An old woman sat at the foot of the stone stairway, and took the fee that admitted us to the Watch Tower. On the southern edge of the hill, and rising high above the rampart, the broad flat roof of the tower affords an off-look that scarcely has an equal for beauty of prospect and interest in historical association. A bell swings in a turret; the rope hangs within reach; and there is magic in the ring. For the second day of January is a great fête day in Granada,—the anniversary of the capture of the city by Ferdinand and Isabella in 1492,—and every maiden who ascends this tower on that day, and rings the bell with her own hand, is sure to have a wedding ring on her hand in the course of the year.
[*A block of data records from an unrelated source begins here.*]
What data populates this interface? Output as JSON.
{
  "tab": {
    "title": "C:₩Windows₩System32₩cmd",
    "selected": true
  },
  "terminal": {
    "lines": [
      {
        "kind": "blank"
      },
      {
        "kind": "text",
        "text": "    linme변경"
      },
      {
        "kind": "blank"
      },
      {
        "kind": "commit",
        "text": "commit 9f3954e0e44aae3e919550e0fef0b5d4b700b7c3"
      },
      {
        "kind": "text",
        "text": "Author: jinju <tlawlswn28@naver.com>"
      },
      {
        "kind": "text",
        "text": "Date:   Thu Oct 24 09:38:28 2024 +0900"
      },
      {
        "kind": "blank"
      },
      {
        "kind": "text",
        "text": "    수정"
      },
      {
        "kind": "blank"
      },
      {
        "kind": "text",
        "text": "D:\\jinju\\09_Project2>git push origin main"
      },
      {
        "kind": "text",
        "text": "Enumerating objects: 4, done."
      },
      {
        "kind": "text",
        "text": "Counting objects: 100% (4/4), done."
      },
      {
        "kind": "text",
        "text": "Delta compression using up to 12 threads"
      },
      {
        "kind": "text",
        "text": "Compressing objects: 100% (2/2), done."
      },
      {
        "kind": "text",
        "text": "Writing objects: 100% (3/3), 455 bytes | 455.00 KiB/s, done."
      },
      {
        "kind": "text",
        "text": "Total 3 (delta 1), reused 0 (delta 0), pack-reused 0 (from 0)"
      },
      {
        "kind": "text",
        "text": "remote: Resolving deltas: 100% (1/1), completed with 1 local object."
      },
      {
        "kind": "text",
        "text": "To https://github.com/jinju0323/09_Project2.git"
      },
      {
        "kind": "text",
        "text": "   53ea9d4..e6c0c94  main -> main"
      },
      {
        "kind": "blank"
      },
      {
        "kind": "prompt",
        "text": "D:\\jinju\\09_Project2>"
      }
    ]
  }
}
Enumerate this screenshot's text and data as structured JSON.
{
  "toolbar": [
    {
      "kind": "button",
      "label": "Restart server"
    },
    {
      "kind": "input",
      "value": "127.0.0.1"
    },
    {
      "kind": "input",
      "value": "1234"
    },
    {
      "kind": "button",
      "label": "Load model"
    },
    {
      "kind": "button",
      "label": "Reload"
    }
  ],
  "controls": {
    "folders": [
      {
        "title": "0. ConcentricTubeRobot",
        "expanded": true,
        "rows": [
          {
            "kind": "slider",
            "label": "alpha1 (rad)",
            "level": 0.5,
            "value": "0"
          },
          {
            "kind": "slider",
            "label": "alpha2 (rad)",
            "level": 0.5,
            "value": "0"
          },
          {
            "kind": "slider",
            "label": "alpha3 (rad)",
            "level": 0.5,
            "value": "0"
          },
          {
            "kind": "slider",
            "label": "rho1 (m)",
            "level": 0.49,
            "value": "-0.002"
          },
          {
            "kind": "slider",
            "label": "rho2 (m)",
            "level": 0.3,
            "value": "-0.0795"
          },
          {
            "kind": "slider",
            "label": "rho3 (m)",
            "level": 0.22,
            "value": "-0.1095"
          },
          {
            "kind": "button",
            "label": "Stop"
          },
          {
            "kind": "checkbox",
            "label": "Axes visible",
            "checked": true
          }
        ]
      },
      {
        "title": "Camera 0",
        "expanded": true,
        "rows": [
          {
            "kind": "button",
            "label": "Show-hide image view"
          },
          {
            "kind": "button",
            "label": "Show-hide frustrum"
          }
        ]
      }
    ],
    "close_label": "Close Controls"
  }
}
The bell therefore rings right merrily on the fête day from early morn to set of sun, and the sign is as sure as any of the many that love and folly have conjured.

And in the far west, across the plain, rise the Parapanda Mountains, on whose top a cloud resting is a sign of rain, and when it hangs there they say it will rain “if God wills;” but if the cloud descends the mountain-side they say “it will rain if God wills or no.”

There too, off on the verge of the plain, lies a farm of 4,000 acres which the Spanish government gave to the Duke of Wellington for his expulsion of the French, and his heirs now derive a revenue of some $20,000 annually from the land.